Today's aggressive, techno-savvy customers are armed with purchasing firepower unavailable to any previous generation, and they use three lethal weapons to secure the benefits they seek and satisfy their intense need to win.

By Robert Bloom, Author

July 14, 2010

To succeed in a global marketplace dominated by the new generation of internet-empowered, seller-agnostic customers, every manufacturer -- in every industry and segment -- must confront the radically changed purchasing behavior of these often-ruthless customers.

Today's aggressive, techno-savvy customers are armed with purchasing firepower unavailable to any previous generation, and they use three lethal weapons to secure the benefits they seek and satisfy their intense need to win:

  1. Instant, comprehensive information from the internet about all manufactured products as well as every manufacturer's service offerings
  2. Immense choice in every sector of manufactured goods -- a wide variety of options and prices from every corner in the world
  3. Real-time price comparison on smarter-and-smarter technology and newer-and-newer apps on their now-ubiquitous mobile devices

Moreover, social media informs and influences these determined customers -- it shares and compares their purchasing experience with every manufacturer -- favorable and unfavorable -- in real-time throughout the world.

Make no mistake -- this era of "new experts" is permanent.

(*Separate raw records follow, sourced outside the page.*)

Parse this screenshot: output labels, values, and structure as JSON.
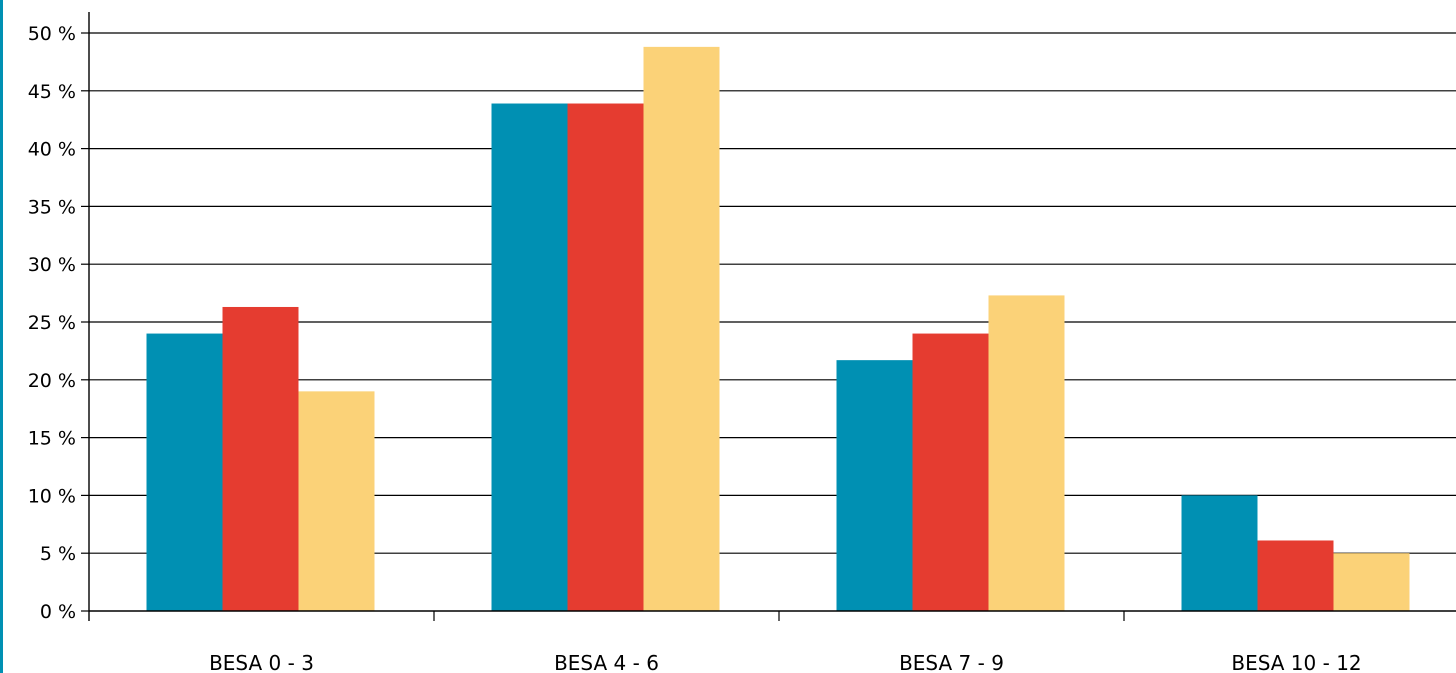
{
  "chart_data": {
    "type": "bar",
    "categories": [
      "BESA 0 - 3",
      "BESA 4 - 6",
      "BESA 7 - 9",
      "BESA 10 - 12"
    ],
    "series": [
      {
        "color": "#0090B3",
        "values": [
          24,
          43.9,
          21.7,
          10
        ]
      },
      {
        "color": "#E53C30",
        "values": [
          26.3,
          43.9,
          24,
          6.1
        ]
      },
      {
        "color": "#FBD278",
        "values": [
          19,
          48.8,
          27.3,
          5
        ]
      }
    ],
    "yticks": [
      "0 %",
      "5 %",
      "10 %",
      "15 %",
      "20 %",
      "25 %",
      "30 %",
      "35 %",
      "40 %",
      "45 %",
      "50 %"
    ],
    "ylim": [
      0,
      50
    ],
    "grid": true,
    "title": "",
    "xlabel": "",
    "ylabel": ""
  },
  "colors": {
    "left_edge": "#0090B3",
    "grid": "#000000",
    "axis": "#000000"
  }
}
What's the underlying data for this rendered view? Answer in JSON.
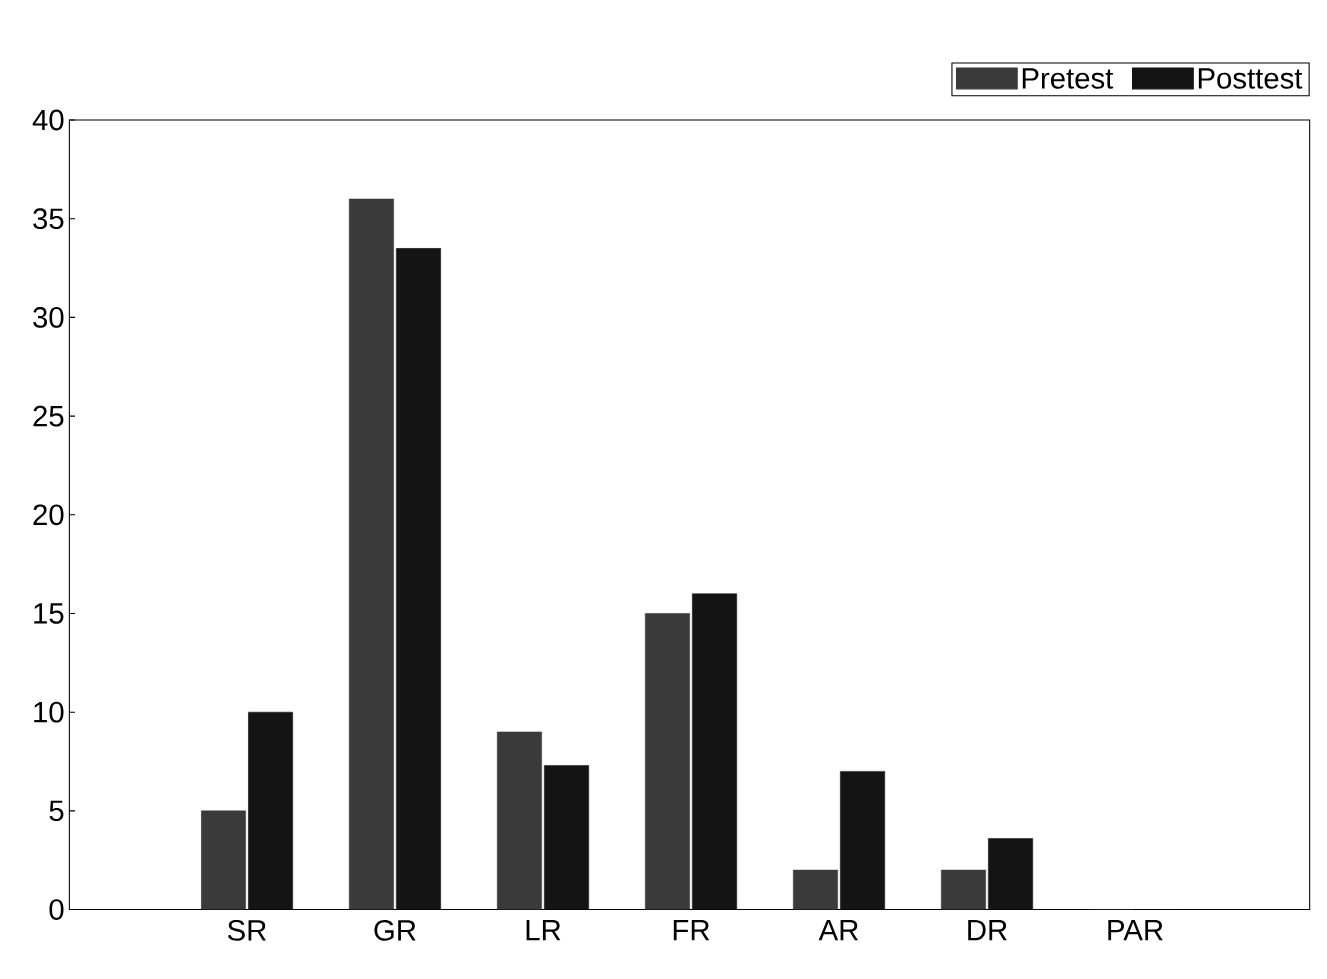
{
  "chart_data": {
    "type": "bar",
    "categories": [
      "SR",
      "GR",
      "LR",
      "FR",
      "AR",
      "DR",
      "PAR"
    ],
    "series": [
      {
        "name": "Pretest",
        "color": "#3a3a3a",
        "values": [
          5,
          36,
          9,
          15,
          2,
          2,
          0
        ]
      },
      {
        "name": "Posttest",
        "color": "#141414",
        "values": [
          10,
          33.5,
          7.3,
          16,
          7,
          3.6,
          0
        ]
      }
    ],
    "ylim": [
      0,
      40
    ],
    "yticks": [
      0,
      5,
      10,
      15,
      20,
      25,
      30,
      35,
      40
    ],
    "grid": false,
    "legend": "top right"
  }
}
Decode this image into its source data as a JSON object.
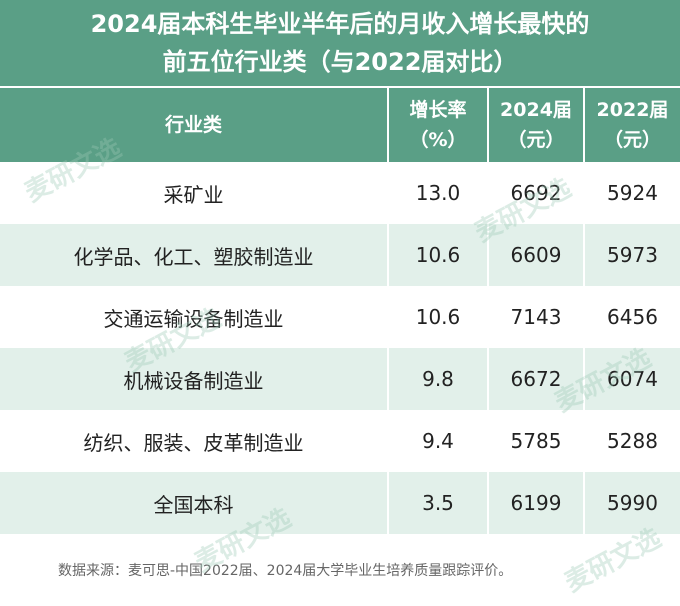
{
  "title": {
    "line1": "2024届本科生毕业半年后的月收入增长最快的",
    "line2": "前五位行业类（与2022届对比）"
  },
  "table": {
    "headers": [
      {
        "line1": "行业类",
        "line2": ""
      },
      {
        "line1": "增长率",
        "line2": "（%）"
      },
      {
        "line1": "2024届",
        "line2": "（元）"
      },
      {
        "line1": "2022届",
        "line2": "（元）"
      }
    ],
    "rows": [
      {
        "industry": "采矿业",
        "growth": "13.0",
        "y2024": "6692",
        "y2022": "5924"
      },
      {
        "industry": "化学品、化工、塑胶制造业",
        "growth": "10.6",
        "y2024": "6609",
        "y2022": "5973"
      },
      {
        "industry": "交通运输设备制造业",
        "growth": "10.6",
        "y2024": "7143",
        "y2022": "6456"
      },
      {
        "industry": "机械设备制造业",
        "growth": "9.8",
        "y2024": "6672",
        "y2022": "6074"
      },
      {
        "industry": "纺织、服装、皮革制造业",
        "growth": "9.4",
        "y2024": "5785",
        "y2022": "5288"
      },
      {
        "industry": "全国本科",
        "growth": "3.5",
        "y2024": "6199",
        "y2022": "5990"
      }
    ]
  },
  "source": "数据来源：麦可思-中国2022届、2024届大学毕业生培养质量跟踪评价。",
  "watermark": "麦研文选",
  "colors": {
    "header_bg": "#5a9f86",
    "stripe_bg": "#e2f0ea",
    "watermark": "#9cc9b6"
  }
}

In fact, it will become an even more potent force because the generations of customers that follow it will have more effective and more agile technology and they will be more adept at using technology for their benefit -- not yours.

Can you afford not to change the way you deal with customers in this period of irreversible change in the manufacturer's world?

This startling statistic documents the necessity for change: in 2009, only one in five American car buyers were loyal the company that manufactured their brand, compared to the 1980s when four out of five bought the same car brand, according to CNW Marketing Research (Bill Vlasic, "For Car Buyers, the Brand Romance Is Gone," New York Times, October 20, 2009.)

In the absence of customer loyalty, Customer Preference is the Only Differentiator and the Surest Way to Be Your Customers' 1st Choice

Customer Preference, in the context of business, is deliberately making a choice to obtain a real or perceived benefit -- a benefit the customer values enough to influence the decision about where and from whom to purchase.